LAST YEAR I WROTE a piece pointing out that the translators of the the widely used Greek translations of Jewish scriptures current in the Jewish world around the time of Jesus and the New testament, the Septuagint, translated by presumably Jewish scholars in Alexandria, they probably chose the translation of that famous passage from Isaiah "a virgin will give birth" because they figured that "a sign" would have to be something more noteworthy than a young woman giving birth. It's a passage that the current common received wisdom claims is an intentional false translation in order to support the Virgin Birth of Jesus. the accusation that it's one of a number of Christian appropriations of Jewish scriptures, only it was translated that way centuries before Jesus by Jewish scholars. And that translation was found entirely acceptable to First Century Jews and those both earlier and later because the Greek translation not only was widely used but the legend of how it was translated, identically, by seventy scholars working independently was widely believed by both Jews and, later Christians. Those who believed that must have seen it as divine favor for the translation as well as the Hebrew original.
When I wrote that someone asked me if I'd ever read Amy-Jill Levine, a well known Jewish New Testament scholar. Well, I hadn't and I still haven't read her but I've listened to a number of her lectures and talks on Youtube and she's terrific. I had been listening to a number of Jewish scholars give their takes on the New Testament and early Christianity and Rabbinic Judaism and the interactions between them and found them to be enormously interesting and helpful in understanding some aspects of what the New Testament means and how post-Temple Judaism developed often in tension with early Christianity even as Jesus, Paul and all of the named disciples and very possibly all of the authors of the New Testament were and considered themselves to be Jews.
I might go into some of what she says more but I've decided to link to two of her shorter talks and interviews which show she not only is a really fine scholar but that she's got a great sense of humor, the kind that supports a refreshingly practical point of view about religion.

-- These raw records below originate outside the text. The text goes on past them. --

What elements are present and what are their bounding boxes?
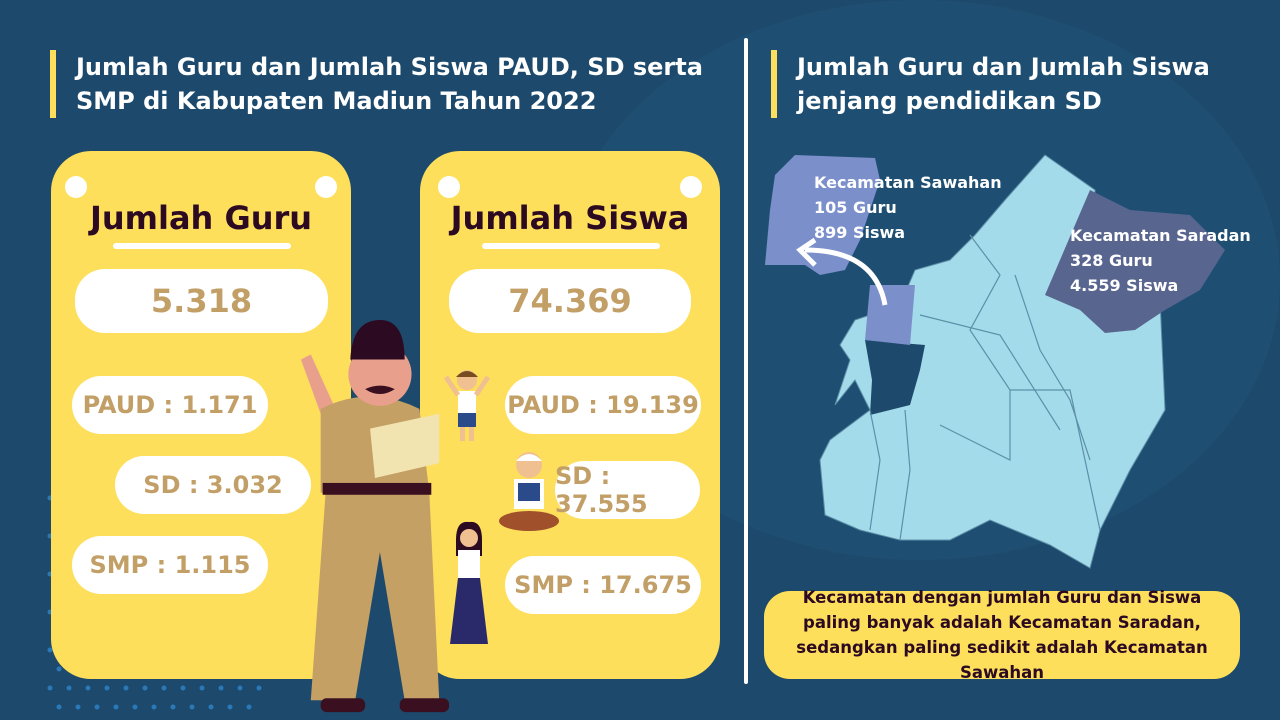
decoration-dot bbox=[94, 704, 100, 710]
guru-total: 5.318 bbox=[75, 269, 328, 333]
conclusion-note: Kecamatan dengan jumlah Guru dan Siswa p… bbox=[764, 588, 1240, 682]
arrow-icon bbox=[804, 247, 888, 306]
decoration-dot bbox=[85, 685, 91, 691]
siswa-card-title: Jumlah Siswa bbox=[450, 199, 690, 237]
siswa-smp: SMP : 17.675 bbox=[505, 556, 701, 614]
decoration-dot bbox=[246, 704, 252, 710]
student-reading-icon bbox=[499, 452, 559, 531]
decoration-dot bbox=[47, 685, 53, 691]
title-underline bbox=[482, 243, 660, 249]
divider bbox=[744, 38, 748, 684]
teacher-illustration bbox=[300, 319, 450, 713]
decoration-dot bbox=[237, 685, 243, 691]
student-girl-icon bbox=[450, 521, 488, 644]
guru-sd: SD : 3.032 bbox=[115, 456, 311, 514]
decoration-dot bbox=[104, 685, 110, 691]
decoration-dot bbox=[199, 685, 205, 691]
guru-paud: PAUD : 1.171 bbox=[72, 376, 268, 434]
right-title: Jumlah Guru dan Jumlah Siswa jenjang pen… bbox=[771, 50, 1221, 118]
sawahan-siswa: 899 Siswa bbox=[814, 223, 906, 242]
guru-smp: SMP : 1.115 bbox=[72, 536, 268, 594]
decoration-dot bbox=[56, 704, 62, 710]
decoration-dot bbox=[75, 704, 81, 710]
decoration-dot bbox=[113, 704, 119, 710]
decoration-dot bbox=[170, 704, 176, 710]
district-map bbox=[765, 154, 1225, 569]
map-region-hole bbox=[865, 340, 925, 415]
left-title: Jumlah Guru dan Jumlah Siswa PAUD, SD se… bbox=[50, 50, 710, 118]
map-borders bbox=[869, 234, 1101, 541]
decoration-dot bbox=[218, 685, 224, 691]
decoration-dot bbox=[151, 704, 157, 710]
decoration-dot bbox=[189, 704, 195, 710]
saradan-label: Kecamatan Saradan 328 Guru 4.559 Siswa bbox=[1070, 223, 1251, 298]
saradan-name: Kecamatan Saradan bbox=[1070, 226, 1251, 245]
guru-card-title: Jumlah Guru bbox=[89, 199, 313, 237]
arrow-head-icon bbox=[796, 237, 817, 267]
card-hole bbox=[65, 176, 87, 198]
sawahan-name: Kecamatan Sawahan bbox=[814, 173, 1002, 192]
sawahan-guru: 105 Guru bbox=[814, 198, 897, 217]
decoration-dot bbox=[180, 685, 186, 691]
map-region-sawahan-zoom bbox=[765, 155, 880, 275]
map-region-sawahan-inset bbox=[865, 285, 915, 345]
card-hole bbox=[315, 176, 337, 198]
guru-card: Jumlah Guru 5.318 PAUD : 1.171 SD : 3.03… bbox=[51, 151, 351, 679]
decoration-dot bbox=[227, 704, 233, 710]
decoration-dot bbox=[66, 685, 72, 691]
card-hole bbox=[680, 176, 702, 198]
decoration-dot bbox=[256, 685, 262, 691]
saradan-siswa: 4.559 Siswa bbox=[1070, 276, 1179, 295]
saradan-guru: 328 Guru bbox=[1070, 251, 1153, 270]
decoration-dot bbox=[161, 685, 167, 691]
title-underline bbox=[113, 243, 291, 249]
siswa-total: 74.369 bbox=[449, 269, 691, 333]
map-region-saradan bbox=[1045, 190, 1225, 333]
card-hole bbox=[438, 176, 460, 198]
decoration-dot bbox=[132, 704, 138, 710]
siswa-paud: PAUD : 19.139 bbox=[505, 376, 701, 434]
decoration-dot bbox=[56, 666, 62, 672]
sawahan-label: Kecamatan Sawahan 105 Guru 899 Siswa bbox=[814, 170, 1002, 245]
student-boy-icon bbox=[443, 370, 491, 441]
decoration-dot bbox=[123, 685, 129, 691]
siswa-sd: SD : 37.555 bbox=[555, 461, 700, 519]
decoration-dot bbox=[142, 685, 148, 691]
decoration-dot bbox=[208, 704, 214, 710]
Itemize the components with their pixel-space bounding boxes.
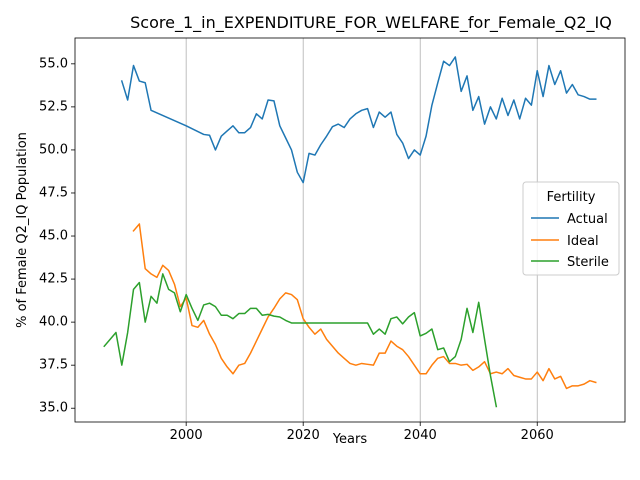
x-axis-ticks: 2000 2020 2040 2060 bbox=[170, 422, 554, 443]
y-tick-label: 50.0 bbox=[39, 142, 68, 157]
legend-title: Fertility bbox=[547, 190, 596, 205]
legend-label-ideal: Ideal bbox=[567, 234, 599, 249]
y-tick-label: 55.0 bbox=[39, 56, 68, 71]
x-tick-label: 2000 bbox=[170, 428, 203, 443]
series-line-sterile bbox=[103, 273, 498, 408]
y-tick-label: 42.5 bbox=[39, 272, 68, 287]
y-tick-label: 35.0 bbox=[39, 401, 68, 416]
legend: Fertility Actual Ideal Sterile bbox=[522, 181, 620, 276]
y-tick-label: 52.5 bbox=[39, 99, 68, 114]
plot-frame bbox=[74, 37, 626, 423]
y-tick-label: 37.5 bbox=[39, 358, 68, 373]
y-tick-label: 45.0 bbox=[39, 229, 68, 244]
legend-label-actual: Actual bbox=[567, 212, 608, 227]
series-line-actual bbox=[120, 56, 597, 184]
x-tick-label: 2060 bbox=[521, 428, 554, 443]
x-tick-label: 2040 bbox=[404, 428, 437, 443]
y-tick-label: 40.0 bbox=[39, 315, 68, 330]
x-tick-label: 2020 bbox=[287, 428, 320, 443]
chart-title: Score_1_in_EXPENDITURE_FOR_WELFARE_for_F… bbox=[130, 13, 612, 33]
series-line-ideal bbox=[132, 223, 597, 390]
series-lines bbox=[103, 56, 597, 408]
legend-label-sterile: Sterile bbox=[567, 255, 609, 270]
legend-box bbox=[522, 181, 620, 276]
y-axis-label: % of Female Q2_IQ Population bbox=[15, 132, 30, 328]
x-axis-label: Years bbox=[332, 432, 368, 447]
y-axis-ticks: 35.0 37.5 40.0 42.5 45.0 47.5 50.0 52.5 55.0 bbox=[39, 56, 75, 416]
y-tick-label: 47.5 bbox=[39, 185, 68, 200]
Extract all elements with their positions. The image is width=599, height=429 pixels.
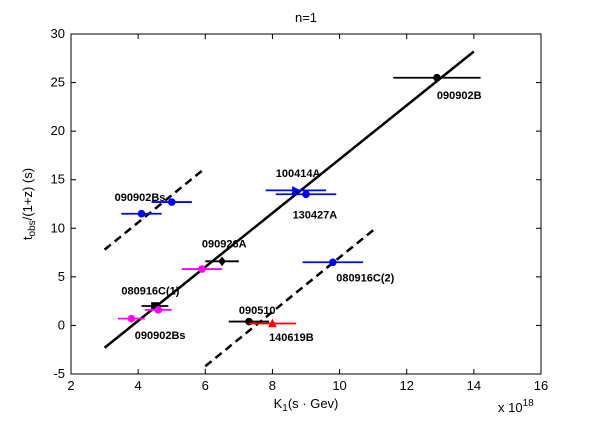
marker-circle	[433, 73, 441, 82]
marker-circle	[198, 265, 206, 273]
x-axis-label-rest: (s · Gev)	[288, 396, 339, 411]
data-point	[205, 256, 239, 267]
y-tick-label: 10	[51, 220, 65, 235]
data-point	[248, 318, 296, 328]
x-tick-label: 14	[467, 378, 481, 393]
y-axis-label-rest: /(1+z) (s)	[20, 168, 35, 220]
y-axis-label: tobs/(1+z) (s)	[20, 168, 38, 240]
point-label: 090926A	[202, 239, 247, 251]
marker-circle	[302, 190, 310, 199]
x-multiplier-exp: 18	[523, 398, 535, 409]
x-multiplier-base: x 10	[498, 400, 523, 415]
point-label: 090902Bs	[115, 192, 166, 204]
x-tick-label: 6	[202, 378, 209, 393]
marker-circle	[127, 314, 136, 323]
plot-area	[70, 33, 542, 375]
marker-circle	[154, 306, 163, 314]
x-axis-label-main: K	[274, 396, 283, 411]
point-label: 090902Bs	[135, 330, 186, 342]
y-tick-label: 5	[58, 269, 65, 284]
point-label: 100414A	[276, 168, 321, 180]
x-tick-label: 16	[534, 378, 548, 393]
data-point	[275, 190, 337, 199]
point-label: 080916C(2)	[336, 273, 394, 285]
marker-circle	[329, 258, 337, 267]
data-point	[265, 186, 327, 195]
y-tick-label: -5	[53, 366, 65, 381]
point-labels: 090902B 100414A 130427A 090902Bs 090926A 0809…	[115, 90, 482, 344]
y-axis-label-main: t	[20, 236, 35, 240]
point-label: 090510	[239, 305, 276, 317]
point-label: 140619B	[269, 332, 314, 344]
data-point	[302, 258, 364, 267]
marker-circle	[137, 209, 146, 218]
y-tick-label: 15	[51, 172, 65, 187]
data-point	[181, 265, 223, 273]
x-axis-label: K1(s · Gev)	[274, 396, 339, 414]
axis-ticks: 2 4 6 8 10 12 14 16 -5 0 5 10 15 20 25 30	[51, 26, 549, 393]
data-point	[393, 73, 481, 82]
x-axis-multiplier: x 1018	[498, 398, 534, 415]
line-lower-bound	[204, 229, 374, 368]
marker-circle	[167, 198, 176, 206]
fit-lines	[103, 50, 475, 368]
data-point	[118, 314, 145, 323]
marker-square	[151, 302, 159, 310]
point-label: 130427A	[293, 210, 338, 222]
line-upper-bound	[103, 167, 207, 251]
x-tick-label: 4	[135, 378, 142, 393]
y-tick-label: 20	[51, 123, 65, 138]
point-label: 080916C(1)	[121, 285, 179, 297]
marker-diamond	[218, 256, 226, 267]
marker-triangle-up	[268, 318, 277, 328]
data-point	[151, 198, 192, 206]
data-points	[118, 73, 481, 328]
data-point	[141, 302, 169, 310]
y-tick-label: 0	[58, 317, 65, 332]
x-tick-label: 8	[269, 378, 276, 393]
y-axis-label-sub: obs	[27, 220, 38, 236]
y-tick-label: 30	[51, 26, 65, 41]
x-tick-label: 2	[67, 378, 74, 393]
chart-title: n=1	[295, 10, 317, 25]
x-tick-label: 12	[399, 378, 413, 393]
marker-triangle-right	[292, 186, 301, 195]
x-axis-label-sub: 1	[282, 403, 288, 414]
point-label: 090902B	[437, 90, 482, 102]
data-point	[144, 306, 172, 314]
line-fit	[103, 50, 475, 349]
y-tick-label: 25	[51, 75, 65, 90]
data-point	[121, 209, 162, 218]
x-tick-label: 10	[332, 378, 346, 393]
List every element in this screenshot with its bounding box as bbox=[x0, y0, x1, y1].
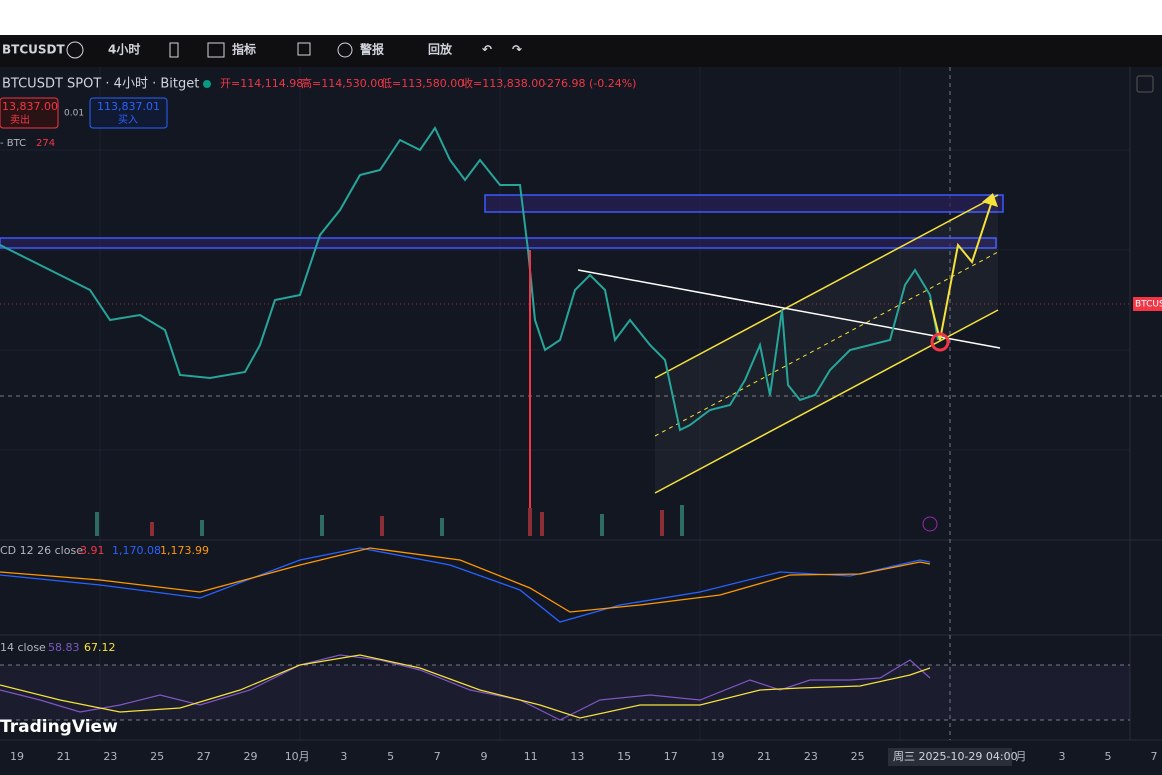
scroll-button[interactable] bbox=[1136, 75, 1154, 93]
alert[interactable]: 警报 bbox=[359, 42, 384, 57]
open: 开=114,114.98 bbox=[220, 77, 303, 90]
x-tick-label: 3 bbox=[340, 750, 347, 763]
undo[interactable]: ↶ bbox=[482, 43, 492, 57]
x-tick-label: 3 bbox=[1059, 750, 1066, 763]
x-tick-label: 29 bbox=[244, 750, 258, 763]
x-tick-label: 27 bbox=[197, 750, 211, 763]
buy-button[interactable] bbox=[89, 97, 168, 129]
spread: 0.01 bbox=[64, 109, 84, 119]
position-label: - BTC bbox=[0, 138, 26, 149]
buy-label: 买入 bbox=[118, 114, 138, 126]
signal-line bbox=[0, 547, 931, 613]
price-path bbox=[0, 125, 939, 432]
symbol[interactable]: BTCUSDT bbox=[2, 43, 65, 57]
x-tick-label: 15 bbox=[617, 750, 631, 763]
price-tag-label: BTCUSDT bbox=[1135, 300, 1162, 310]
x-tick-label: 25 bbox=[150, 750, 164, 763]
projection-arrow bbox=[929, 197, 994, 341]
x-tick-label: 21 bbox=[57, 750, 71, 763]
x-tick-label: 9 bbox=[481, 750, 488, 763]
indicators[interactable]: 指标 bbox=[232, 42, 256, 57]
rsi-band bbox=[0, 665, 1130, 720]
x-tick-label: 5 bbox=[1105, 750, 1112, 763]
trendline[interactable] bbox=[577, 269, 1001, 349]
sell-label: 卖出 bbox=[10, 113, 30, 126]
arrow-head bbox=[982, 193, 998, 207]
price-tag bbox=[1133, 297, 1162, 311]
volume bbox=[150, 508, 664, 536]
x-axis: 19 21 23 25 27 29 10月 3 5 7 9 11 13 15 17 19 21 23 25 月 3 5 7 bbox=[10, 750, 1158, 763]
rsi-line bbox=[0, 654, 931, 721]
change: -276.98 (-0.24%) bbox=[543, 77, 636, 90]
background bbox=[0, 35, 1162, 775]
toolbar bbox=[0, 35, 1162, 67]
sell-button[interactable] bbox=[0, 97, 59, 129]
x-tick-label: 19 bbox=[711, 750, 725, 763]
cursor-label-bg bbox=[888, 748, 1012, 766]
x-tick-label: 5 bbox=[387, 750, 394, 763]
marker-circle bbox=[930, 332, 950, 352]
x-tick-label: 19 bbox=[10, 750, 24, 763]
macd-value: 1,173.99 bbox=[160, 544, 209, 557]
sell-price: 13,837.00 bbox=[2, 100, 58, 113]
rsi-ma bbox=[0, 654, 931, 719]
x-tick-label: 7 bbox=[434, 750, 441, 763]
redo[interactable]: ↷ bbox=[512, 43, 522, 57]
x-tick-label: 10月 bbox=[285, 750, 310, 763]
legend-title: BTCUSDT SPOT · 4小时 · Bitget bbox=[2, 77, 199, 92]
logo: TradingView bbox=[0, 717, 118, 737]
channel-top[interactable] bbox=[654, 194, 999, 379]
volume bbox=[95, 505, 684, 536]
close: 收=113,838.00 bbox=[462, 76, 545, 90]
high: 高=114,530.00 bbox=[301, 76, 384, 90]
x-tick-label: 13 bbox=[570, 750, 584, 763]
resistance-zone[interactable] bbox=[484, 194, 1004, 213]
add-symbol[interactable] bbox=[66, 41, 84, 59]
position-value: 274 bbox=[36, 138, 55, 149]
rsi-label: 14 close bbox=[0, 641, 46, 654]
x-tick-label: 25 bbox=[851, 750, 865, 763]
rsi-value: 58.83 bbox=[48, 641, 80, 654]
alert-icon bbox=[337, 42, 353, 58]
rsi-value: 67.12 bbox=[84, 641, 116, 654]
event-icon[interactable] bbox=[922, 516, 938, 532]
x-tick-label: 23 bbox=[103, 750, 117, 763]
buy-price: 113,837.01 bbox=[97, 100, 160, 113]
macd-line bbox=[0, 547, 931, 623]
x-tick-label: 17 bbox=[664, 750, 678, 763]
macd-label: CD 12 26 close bbox=[0, 544, 83, 557]
cursor-label: 周三 2025-10-29 04:00 bbox=[893, 750, 1018, 763]
low: 低=113,580.00 bbox=[381, 77, 464, 90]
x-tick-label: 11 bbox=[524, 750, 538, 763]
x-tick-label: 月 bbox=[1016, 750, 1027, 763]
chart-type[interactable] bbox=[169, 42, 179, 58]
channel-mid bbox=[654, 251, 999, 437]
replay[interactable]: 回放 bbox=[428, 42, 453, 57]
indicators-icon bbox=[207, 42, 225, 58]
channel-bottom[interactable] bbox=[654, 309, 999, 494]
x-tick-label: 21 bbox=[757, 750, 771, 763]
x-tick-label: 23 bbox=[804, 750, 818, 763]
macd-value: 1,170.08 bbox=[112, 544, 161, 557]
resistance-zone[interactable] bbox=[0, 237, 997, 249]
grid bbox=[0, 67, 1130, 740]
x-tick-label: 7 bbox=[1151, 750, 1158, 763]
interval[interactable]: 4小时 bbox=[108, 42, 140, 57]
layout-icon[interactable] bbox=[297, 42, 311, 56]
macd-value: -3.91 bbox=[76, 544, 104, 557]
status-dot bbox=[203, 80, 211, 88]
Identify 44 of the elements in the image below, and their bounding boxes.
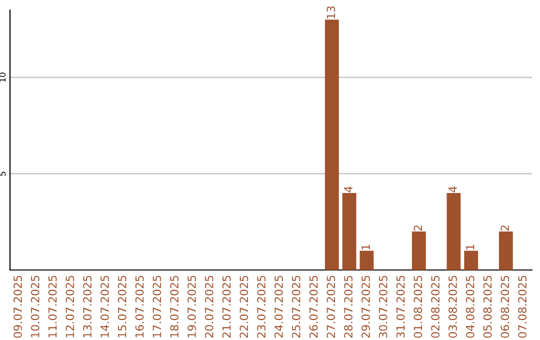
x-tick-label: 24.07.2025 xyxy=(274,276,283,338)
x-tick-label: 17.07.2025 xyxy=(152,276,162,338)
x-tick-label: 27.07.2025 xyxy=(326,276,336,338)
data-label: 13 xyxy=(326,6,336,18)
x-tick-label: 14.07.2025 xyxy=(100,276,109,338)
x-tick-label: 26.07.2025 xyxy=(309,276,318,338)
x-tick-label: 02.08.2025 xyxy=(431,276,440,338)
x-tick-label: 03.08.2025 xyxy=(448,276,457,338)
x-tick-label: 04.08.2025 xyxy=(466,276,474,338)
bar xyxy=(464,250,478,270)
data-label: 2 xyxy=(500,226,509,231)
x-tick-label: 12.07.2025 xyxy=(66,276,74,338)
x-tick-label: 07.08.2025 xyxy=(518,276,527,338)
bar xyxy=(446,192,461,270)
x-tick-label: 30.07.2025 xyxy=(378,276,388,338)
data-label: 1 xyxy=(466,244,474,250)
bar xyxy=(498,231,513,270)
data-label: 4 xyxy=(344,186,352,192)
x-tick-label: 23.07.2025 xyxy=(257,276,266,338)
x-tick-label: 19.07.2025 xyxy=(188,276,196,338)
x-tick-label: 25.07.2025 xyxy=(292,276,300,338)
data-label: 1 xyxy=(362,244,370,250)
x-tick-label: 15.07.2025 xyxy=(118,276,126,338)
x-tick-label: 16.07.2025 xyxy=(135,276,144,338)
x-tick-label: 20.07.2025 xyxy=(204,276,214,338)
x-tick-label: 01.08.2025 xyxy=(414,276,422,338)
bar xyxy=(412,231,426,270)
x-tick-label: 31.07.2025 xyxy=(396,276,405,338)
x-tick-label: 09.07.2025 xyxy=(14,276,22,338)
x-tick-label: 13.07.2025 xyxy=(83,276,92,338)
x-tick-label: 06.08.2025 xyxy=(500,276,510,338)
bar xyxy=(360,250,374,270)
x-tick-label: 22.07.2025 xyxy=(240,276,248,338)
x-tick-label: 28.07.2025 xyxy=(344,276,353,338)
data-label: 4 xyxy=(448,186,457,192)
x-tick-label: 10.07.2025 xyxy=(30,276,40,338)
x-tick-label: 11.07.2025 xyxy=(48,276,57,338)
bar xyxy=(324,20,339,270)
x-tick-label: 21.07.2025 xyxy=(222,276,231,338)
x-tick-label: 05.08.2025 xyxy=(483,276,492,338)
x-tick-label: 18.07.2025 xyxy=(170,276,179,338)
bar xyxy=(342,192,356,270)
data-label: 2 xyxy=(414,226,422,231)
x-tick-label: 29.07.2025 xyxy=(362,276,370,338)
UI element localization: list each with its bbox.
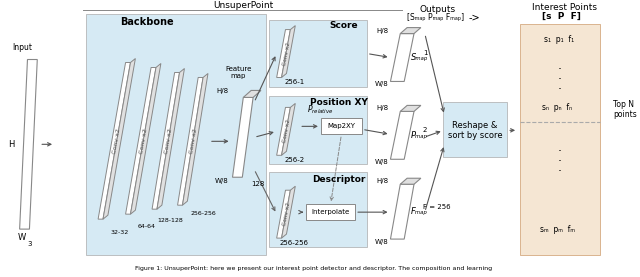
Polygon shape — [131, 63, 161, 214]
Text: 2: 2 — [423, 127, 428, 133]
Polygon shape — [182, 73, 208, 205]
Text: ->: -> — [468, 13, 479, 23]
Text: .: . — [557, 161, 561, 174]
FancyBboxPatch shape — [269, 96, 367, 164]
Polygon shape — [20, 60, 37, 229]
Text: H/8: H/8 — [376, 105, 388, 111]
Polygon shape — [282, 25, 295, 78]
Text: 256-256: 256-256 — [280, 240, 309, 246]
Polygon shape — [276, 30, 291, 78]
Polygon shape — [157, 68, 184, 209]
Polygon shape — [152, 73, 180, 209]
Text: H/8: H/8 — [376, 28, 388, 34]
Text: F = 256: F = 256 — [423, 204, 451, 210]
Polygon shape — [98, 63, 131, 219]
Text: Map2XY: Map2XY — [328, 123, 355, 129]
Text: Figure 1: UnsuperPoint: here we present our interest point detector and descript: Figure 1: UnsuperPoint: here we present … — [136, 266, 493, 271]
Text: H/8: H/8 — [376, 178, 388, 184]
Text: Interest Points: Interest Points — [532, 3, 596, 12]
Text: Interpolate: Interpolate — [312, 209, 349, 215]
FancyBboxPatch shape — [306, 204, 355, 220]
FancyBboxPatch shape — [520, 24, 600, 255]
Text: H/8: H/8 — [216, 88, 228, 94]
Text: W: W — [17, 233, 26, 242]
Text: UnsuperPoint: UnsuperPoint — [213, 1, 273, 10]
Text: Conv x2: Conv x2 — [189, 128, 198, 155]
Text: .: . — [557, 79, 561, 92]
Text: Input: Input — [12, 43, 32, 52]
Text: sₘ  pₘ  fₘ: sₘ pₘ fₘ — [540, 225, 575, 234]
FancyBboxPatch shape — [269, 172, 367, 247]
Polygon shape — [232, 98, 253, 177]
Text: W/8: W/8 — [375, 239, 388, 245]
FancyBboxPatch shape — [86, 14, 266, 255]
Text: 256-2: 256-2 — [284, 157, 305, 163]
Polygon shape — [125, 68, 156, 214]
Polygon shape — [103, 58, 136, 219]
Polygon shape — [390, 111, 414, 159]
Text: Reshape &
sort by score: Reshape & sort by score — [447, 121, 502, 140]
Text: s₁  p₁  f₁: s₁ p₁ f₁ — [544, 35, 574, 44]
Polygon shape — [282, 103, 295, 155]
Text: sₙ  pₙ  fₙ: sₙ pₙ fₙ — [542, 103, 572, 112]
Text: [s  P  F]: [s P F] — [541, 12, 580, 21]
Text: 128-128: 128-128 — [158, 218, 184, 223]
FancyBboxPatch shape — [269, 20, 367, 88]
Polygon shape — [390, 184, 414, 239]
Text: Descriptor: Descriptor — [312, 175, 365, 184]
Polygon shape — [400, 178, 421, 184]
Text: Sₘₐₚ: Sₘₐₚ — [411, 53, 429, 62]
Text: Top N
points: Top N points — [613, 100, 637, 119]
Text: Conv x2: Conv x2 — [113, 128, 122, 154]
Text: W/8: W/8 — [375, 81, 388, 88]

Here's a sort of Ted-Talky short one on the afterlife
Here's one on how you need to understand Jewish practice and belief to understand Jesus and Paul
I love her pluralistic take on things and can say that I won't think about these issues from now on without wondering how she'd see them. I intend to put her on my to-read list from next year so don't be surprised if she starts showing up here more. One of the things she says in the second one is something I've pointed out, that far from it being a terrible injustice for Christians to "appropriate" things from the Jewish Scriptures that that practice was rampant within the Jewish Scriptures, themselves, later Prophets putting their own interpretation on earlier passages from the Torah, something that A.J. Levine points out is a practice at the very heart of Jewish practice and religion. I think it would be far better for Christians to understand Christianity as a part of the same faith family as Judaism than to endlessly create dishonest and needless strife where an appreciation and respect for differences in reading things is more helpful and appropriate.